Crise hídrica ou escassez induzida?
O atual sistema de geração bem como de transmissão opera próximo ao seu limite. Sabe-se que o governo não apresentou nos últimos anos um plano bem articulado de ampliação desse sistema por meio de um conjunto de ações coordenadas e de investimento em ciência, tecnologia e inovação do setor.
É sabido também, conforme dados do Anuário Estatístico de Energia Elétrica (Ano base 2020), que mais de 63% do sistema nacional guarda dependência direta às condições climáticas. Esse governo sequer elaborou um plano coordenado para prevenção contra irregularidades climáticas e/ou secas prolongadas que, embora ocorram em regiões específicas, interferem no Sistema Interligado Nacional. Além disso, o que o governo chama de crise hídrica (jogando “a culpa” nas condições climáticas) esconde, na verdade, uma crise planejada.

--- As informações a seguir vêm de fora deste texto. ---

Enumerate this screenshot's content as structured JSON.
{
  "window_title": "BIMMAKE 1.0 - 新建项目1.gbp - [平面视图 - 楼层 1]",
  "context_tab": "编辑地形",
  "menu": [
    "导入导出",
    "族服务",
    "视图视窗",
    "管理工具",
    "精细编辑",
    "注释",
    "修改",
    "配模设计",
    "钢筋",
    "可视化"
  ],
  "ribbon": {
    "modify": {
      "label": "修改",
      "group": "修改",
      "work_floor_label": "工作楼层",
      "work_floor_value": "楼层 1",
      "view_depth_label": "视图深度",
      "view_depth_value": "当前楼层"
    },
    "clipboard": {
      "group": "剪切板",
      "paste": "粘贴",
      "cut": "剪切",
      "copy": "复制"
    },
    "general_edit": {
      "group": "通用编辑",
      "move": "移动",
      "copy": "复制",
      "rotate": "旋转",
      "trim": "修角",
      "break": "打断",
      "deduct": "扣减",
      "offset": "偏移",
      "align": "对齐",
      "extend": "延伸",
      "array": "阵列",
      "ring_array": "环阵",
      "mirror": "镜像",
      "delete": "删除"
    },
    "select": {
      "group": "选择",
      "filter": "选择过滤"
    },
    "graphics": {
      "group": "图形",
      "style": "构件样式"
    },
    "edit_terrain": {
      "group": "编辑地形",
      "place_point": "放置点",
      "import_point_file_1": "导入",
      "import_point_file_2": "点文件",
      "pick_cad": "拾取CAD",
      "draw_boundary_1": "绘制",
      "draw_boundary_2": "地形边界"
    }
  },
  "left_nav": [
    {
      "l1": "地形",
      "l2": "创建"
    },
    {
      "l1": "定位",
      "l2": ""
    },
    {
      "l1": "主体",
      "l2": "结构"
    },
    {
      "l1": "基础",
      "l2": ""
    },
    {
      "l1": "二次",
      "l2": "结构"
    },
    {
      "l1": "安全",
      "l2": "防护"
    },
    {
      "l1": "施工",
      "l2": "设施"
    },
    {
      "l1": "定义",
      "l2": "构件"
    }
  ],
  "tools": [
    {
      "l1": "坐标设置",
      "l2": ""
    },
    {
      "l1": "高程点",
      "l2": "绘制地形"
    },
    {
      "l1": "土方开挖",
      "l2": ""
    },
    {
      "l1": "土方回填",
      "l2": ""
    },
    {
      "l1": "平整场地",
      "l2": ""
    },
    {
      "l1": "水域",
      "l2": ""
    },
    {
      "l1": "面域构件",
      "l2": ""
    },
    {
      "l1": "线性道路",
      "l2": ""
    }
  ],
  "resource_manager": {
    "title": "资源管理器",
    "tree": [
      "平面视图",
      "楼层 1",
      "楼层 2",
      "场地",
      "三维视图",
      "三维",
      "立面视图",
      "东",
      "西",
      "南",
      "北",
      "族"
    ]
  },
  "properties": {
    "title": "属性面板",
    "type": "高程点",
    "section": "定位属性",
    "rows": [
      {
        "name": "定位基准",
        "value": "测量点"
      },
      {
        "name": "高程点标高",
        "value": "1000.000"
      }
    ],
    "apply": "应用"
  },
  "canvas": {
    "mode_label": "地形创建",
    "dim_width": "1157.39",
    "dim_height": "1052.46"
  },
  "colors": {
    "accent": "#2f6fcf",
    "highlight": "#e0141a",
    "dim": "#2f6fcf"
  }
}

Há situações descabidas para um setor como o da eletricidade. Em 2020, por exemplo, autorizaram a abertura de comportas de Itaipu. O reservatório ficou com 80% de sua capacidade e registrou queda de quase 25% em sua geração. Isso beneficiou as usinas localizadas à montante, sendo a maioria operada por grupos privados. A aceleração na produção dessas usinas, obviamente, impactou negativamente a vazão dos reservatórios.
O resultado está aí: reservatórios com baixa vasão e sem condições de serem poupados no período que se avizinha. Nos últimos cinco anos tem chovido abaixo da média em bacias do Centro-Sul do país, região onde se situam importantes hidrelétricas. Ocorre que a manutenção do baixo volume de chuvas na região era previsto por serviços de meteorologia, como mostra matéria da Agência Infra.
Isso significa que faltou coordenação. Também é preciso considerar outros fatores, a exemplo da utilização de água por pivôs centrais que drenam milhares de metros cúbicos na montante das bacias, a derrubada da vegetação nativa em regiões do Cerrado e Amazônia, a diminuição da infiltração nos lençóis freáticos e as erosões que aumentam o volume de sedimento nos cursos d’água. Isso tudo também interfere na vazão dos reservatórios e mostra que a sua variação não pode ser relacionada apenas ao volume de chuvas, mas também ao uso predatório dos recursos naturais.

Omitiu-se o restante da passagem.